We don't really like asking our customers to contact PayPal about this because it feels like we're passing the buck.
This is a catch-all for a variety of messages that unfortunately aren't spelled out in the Payflow Gateway Developers Guide but do appear here Classic API Error Codes with a vague explanation of:
The transaction was declined by PayPal. Contact PayPal for more information.
We recently switched to Paypal from Paymentech (but still using Payflow Gateway). About 15 of our customers with monthly service billings began getting declined. These were all customers whose credit cards were approved for years on Paymentech.
Paypal told us that (for security reasons) the customer had to call Paypal directly for more information. One of our customers did that and reported that Paypal couldn't tell them what was up so they lifted the "ban" on that card. Another customer reported that Paypal support couldn't understand that this was a problem with a Merchant account, not a Personal. Yet another left us for the competition.
In the end, I wrote code to trap for this error and print the following message on our commerce site and email notification:
Our payment processor, PayPal, was unable to process your credit card. Please try a different card, or contact PayPal Support at 888.221.1161 to determine why your credit card wasn't accepted.
Furthermore, I've ask that this be escalated within Paypal because this is bit of a hack.
There is not a lot more specific reason for this error, it is vague due to the number of reasons that can cause this. Usually this is due to an issue with the buyers account or card, in which case the buyer would need to contact PayPal to resolve the issue.
We are running an e-commerce web site on Ruby on Rails and for the processing of Credit Cards we use the ActiveMerchant plugin to interface to our PayPal Website Payments Pro account using our API credentials.
As part of the checkout process we first call the authorize function on our gateway object and then, after some further checks, we perform the capture part.
We have lately been experiencing a bug where an amount gets reserved twice on a customer's account: one charge being only the authorization and the second being the final purchase. So to the client it looks like we are billing him twice (once for authorization, once for final purchase) while we are actually receiving the money only once and the "second charge" on his account is simply an authorization that we don't clear for some reason. (This seems to happen particularly when PayPal FMF rejects our transaction and we re-process.)

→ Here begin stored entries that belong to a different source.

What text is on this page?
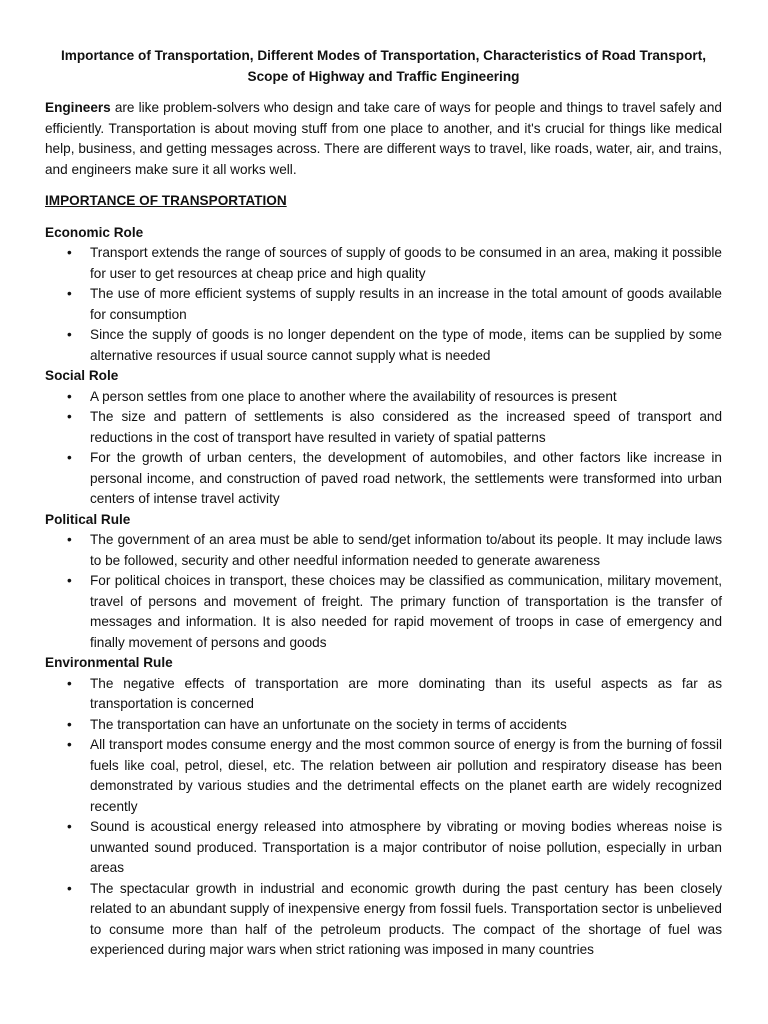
Importance of Transportation, Different Modes of Transportation, Characteristics of Road Transport, Scope of Highway and Traffic Engineering

Engineers are like problem-solvers who design and take care of ways for people and things to travel safely and efficiently. Transportation is about moving stuff from one place to another, and it's crucial for things like medical help, business, and getting messages across. There are different ways to travel, like roads, water, air, and trains, and engineers make sure it all works well.

IMPORTANCE OF TRANSPORTATION
Economic Role
• Transport extends the range of sources of supply of goods to be consumed in an area, making it possible for user to get resources at cheap price and high quality
• The use of more efficient systems of supply results in an increase in the total amount of goods available for consumption
• Since the supply of goods is no longer dependent on the type of mode, items can be supplied by some alternative resources if usual source cannot supply what is needed
Social Role
• A person settles from one place to another where the availability of resources is present
• The size and pattern of settlements is also considered as the increased speed of transport and reductions in the cost of transport have resulted in variety of spatial patterns
• For the growth of urban centers, the development of automobiles, and other factors like increase in personal income, and construction of paved road network, the settlements were transformed into urban centers of intense travel activity
Political Rule
• The government of an area must be able to send/get information to/about its people. It may include laws to be followed, security and other needful information needed to generate awareness
• For political choices in transport, these choices may be classified as communication, military movement, travel of persons and movement of freight. The primary function of transportation is the transfer of messages and information. It is also needed for rapid movement of troops in case of emergency and finally movement of persons and goods
Environmental Rule
• The negative effects of transportation are more dominating than its useful aspects as far as transportation is concerned
• The transportation can have an unfortunate on the society in terms of accidents
• All transport modes consume energy and the most common source of energy is from the burning of fossil fuels like coal, petrol, diesel, etc. The relation between air pollution and respiratory disease has been demonstrated by various studies and the detrimental effects on the planet earth are widely recognized recently
• Sound is acoustical energy released into atmosphere by vibrating or moving bodies whereas noise is unwanted sound produced. Transportation is a major contributor of noise pollution, especially in urban areas
• The spectacular growth in industrial and economic growth during the past century has been closely related to an abundant supply of inexpensive energy from fossil fuels. Transportation sector is unbelieved to consume more than half of the petroleum products. The compact of the shortage of fuel was experienced during major wars when strict rationing was imposed in many countries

I am trying to troubleshoot this by creating PayPal Sandbox Accounts for Buyer and for Seller. I am running through the code line by line via Rails Console and simulating different conditions to try and replicate the error. However, my successful Credit Card transactions only appear in my "seller"/"merchant" account and not in the "buyer" account on the PayPal Sandbox so I cannot see what the effect of my code sequence is having on a customer's card. This post seems to indicate that that is just the way things are and that it is indeed not possible to test the effect on Buyer Credit Card side. This post suggests using PayPal Express Checkout but that is not what we need on our site as we're specifically looking at Credit Card transactions here that are integrated to our site.
How can I test the effect of my code on a client's Credit Card? Is there perhaps something I missed in PayPal or is there maybe some mode/log/monitor in ActiveMerchant that I can use to see this? I need to find the line of code that is causing us to authorize twice.
If the initial transaction is being rejected by FMF, and then you reattempt another transaction this would cause a second hold on the buyers card as this would be a completely different transaction attempt. The bank may have approved the first transaction, but then the FMF filters declined it based on your settings. As far as the bank is concerned, it is still a valid charge that was approved. So when you run your second attempt, this will cause a second hold on the card for the same amount but for a different transaction.